7. Move on to the Ears
As with the eyes, it is necessary to pay close attention to perspective when drawing ears. Observe the shape of the head and how the ears are attached to it. The ears are generally a mirror image of each other, but even when painting uneven ears (some dogs have one droopy ear, for example) they will stay a consistent shape at their base. In this example I have altered one of the ears on purpose to show you what I mean.
8. Refine the Body
We already have a good idea of the musculature of the body, but on top of the muscles there is skin and fur. In some cases this can drastically change the look of the dog (think about how different certain dogs can look after they’ve been groomed).

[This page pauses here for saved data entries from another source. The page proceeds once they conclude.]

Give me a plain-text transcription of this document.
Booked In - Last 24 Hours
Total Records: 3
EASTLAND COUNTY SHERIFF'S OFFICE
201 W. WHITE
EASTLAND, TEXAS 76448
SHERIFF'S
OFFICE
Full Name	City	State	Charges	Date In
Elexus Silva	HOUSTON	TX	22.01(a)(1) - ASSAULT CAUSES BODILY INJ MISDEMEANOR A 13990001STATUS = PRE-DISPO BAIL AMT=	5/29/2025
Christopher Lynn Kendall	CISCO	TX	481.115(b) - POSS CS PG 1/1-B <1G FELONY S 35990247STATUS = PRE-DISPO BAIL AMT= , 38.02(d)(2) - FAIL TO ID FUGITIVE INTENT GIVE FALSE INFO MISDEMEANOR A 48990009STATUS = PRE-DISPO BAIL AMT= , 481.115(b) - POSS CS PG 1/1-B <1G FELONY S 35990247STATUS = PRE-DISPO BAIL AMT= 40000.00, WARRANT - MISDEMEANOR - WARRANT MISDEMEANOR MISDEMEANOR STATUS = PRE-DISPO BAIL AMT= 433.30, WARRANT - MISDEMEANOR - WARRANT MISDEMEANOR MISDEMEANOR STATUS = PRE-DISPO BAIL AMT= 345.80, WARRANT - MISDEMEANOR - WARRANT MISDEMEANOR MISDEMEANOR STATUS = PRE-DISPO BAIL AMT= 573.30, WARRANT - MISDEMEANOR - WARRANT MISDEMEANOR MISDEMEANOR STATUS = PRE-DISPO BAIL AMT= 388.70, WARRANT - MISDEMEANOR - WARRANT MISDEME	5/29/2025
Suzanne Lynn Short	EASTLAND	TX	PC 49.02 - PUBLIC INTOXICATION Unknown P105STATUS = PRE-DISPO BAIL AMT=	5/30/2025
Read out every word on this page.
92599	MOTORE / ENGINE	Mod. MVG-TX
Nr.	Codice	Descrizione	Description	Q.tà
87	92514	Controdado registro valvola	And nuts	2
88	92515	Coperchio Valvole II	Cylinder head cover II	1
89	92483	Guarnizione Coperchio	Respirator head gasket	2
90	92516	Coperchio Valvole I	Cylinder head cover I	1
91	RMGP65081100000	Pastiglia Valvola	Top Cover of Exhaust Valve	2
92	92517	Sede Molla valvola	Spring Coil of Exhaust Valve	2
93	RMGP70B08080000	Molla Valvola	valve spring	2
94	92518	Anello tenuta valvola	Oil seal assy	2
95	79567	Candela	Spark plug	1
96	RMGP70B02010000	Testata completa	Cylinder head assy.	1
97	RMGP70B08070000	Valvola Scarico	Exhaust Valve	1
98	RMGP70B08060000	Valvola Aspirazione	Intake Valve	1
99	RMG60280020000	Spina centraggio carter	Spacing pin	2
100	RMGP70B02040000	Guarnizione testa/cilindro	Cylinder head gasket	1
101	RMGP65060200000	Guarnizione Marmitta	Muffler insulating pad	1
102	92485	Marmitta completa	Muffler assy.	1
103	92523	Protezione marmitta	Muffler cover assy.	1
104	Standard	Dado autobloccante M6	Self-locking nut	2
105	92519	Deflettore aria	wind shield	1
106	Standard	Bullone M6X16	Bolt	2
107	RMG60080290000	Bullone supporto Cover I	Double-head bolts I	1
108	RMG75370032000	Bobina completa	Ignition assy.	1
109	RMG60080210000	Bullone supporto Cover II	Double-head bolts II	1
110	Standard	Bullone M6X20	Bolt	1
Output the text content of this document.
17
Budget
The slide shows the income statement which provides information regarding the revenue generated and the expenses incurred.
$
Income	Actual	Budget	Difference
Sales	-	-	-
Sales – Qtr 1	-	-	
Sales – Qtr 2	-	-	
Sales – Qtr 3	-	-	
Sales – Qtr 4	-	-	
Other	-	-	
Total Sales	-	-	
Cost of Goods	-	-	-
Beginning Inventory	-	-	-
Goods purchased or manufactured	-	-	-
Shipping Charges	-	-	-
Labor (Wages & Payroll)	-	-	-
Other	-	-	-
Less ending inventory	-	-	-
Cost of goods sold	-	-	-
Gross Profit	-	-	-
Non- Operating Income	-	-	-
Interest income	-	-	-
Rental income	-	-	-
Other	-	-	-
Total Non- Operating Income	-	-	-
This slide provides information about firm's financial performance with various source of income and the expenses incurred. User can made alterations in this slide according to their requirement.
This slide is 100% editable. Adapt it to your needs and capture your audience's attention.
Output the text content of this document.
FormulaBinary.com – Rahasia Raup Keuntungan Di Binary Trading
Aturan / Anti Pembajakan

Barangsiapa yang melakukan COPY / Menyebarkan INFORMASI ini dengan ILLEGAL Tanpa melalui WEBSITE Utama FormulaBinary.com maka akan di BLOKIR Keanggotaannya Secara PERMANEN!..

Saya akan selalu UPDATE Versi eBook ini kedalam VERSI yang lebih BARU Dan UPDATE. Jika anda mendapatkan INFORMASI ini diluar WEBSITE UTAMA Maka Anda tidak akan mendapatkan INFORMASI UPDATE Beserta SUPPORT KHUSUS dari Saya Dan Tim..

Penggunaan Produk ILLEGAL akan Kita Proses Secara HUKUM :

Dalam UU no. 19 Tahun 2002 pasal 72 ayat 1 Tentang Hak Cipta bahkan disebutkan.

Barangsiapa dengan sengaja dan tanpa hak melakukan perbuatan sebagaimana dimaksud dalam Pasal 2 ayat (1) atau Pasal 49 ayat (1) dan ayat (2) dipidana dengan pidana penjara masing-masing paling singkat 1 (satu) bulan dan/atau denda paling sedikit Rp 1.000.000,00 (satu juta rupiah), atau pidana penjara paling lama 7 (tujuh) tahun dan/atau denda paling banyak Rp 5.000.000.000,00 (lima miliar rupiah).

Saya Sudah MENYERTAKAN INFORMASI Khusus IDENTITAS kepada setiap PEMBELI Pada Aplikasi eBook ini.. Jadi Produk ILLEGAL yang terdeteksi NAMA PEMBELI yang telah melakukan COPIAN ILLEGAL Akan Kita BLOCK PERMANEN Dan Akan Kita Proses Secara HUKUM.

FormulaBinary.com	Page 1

German Shepherds are still hairy in places, so where necessary use smaller strokes to indicate fur. The dog I’m drawing has thicker fur around its neck, under its belly and on its tail, but on the rest of his body, especially the head and legs, his hair is shorter. Avoid using the same kind of strokes all over unless it’s a short-haired breed.
When you’re done, erase the underlying lines if working traditionally or turn off the skeleton/muscle layers if you’re working digitally.
9. Consider Fur Patterns
Every dog is a little different, and their colours can vary greatly. This can still be shown even in a black-and-white sketch. Use varying pencil strokes when shading to ensure the coat pattern doesn’t look flat.
My dog’s hair is mainly brown and black. I didn’t want to recreate all of the tonal values, so instead I sketched in only the black parts of the fur. I also used lighter strokes along the dog’s back to indicate a light source hitting the fur.
10. Add Final Touches
Finally, I added some subtle strokes along the dog’s legs to give a suggestion of muscles showing underneath the fur. The idea is to convey enough information to give the dog character without having to shade the entire silhouette. The last touch is to add some shadows under the paws and voilà – you drew a dog!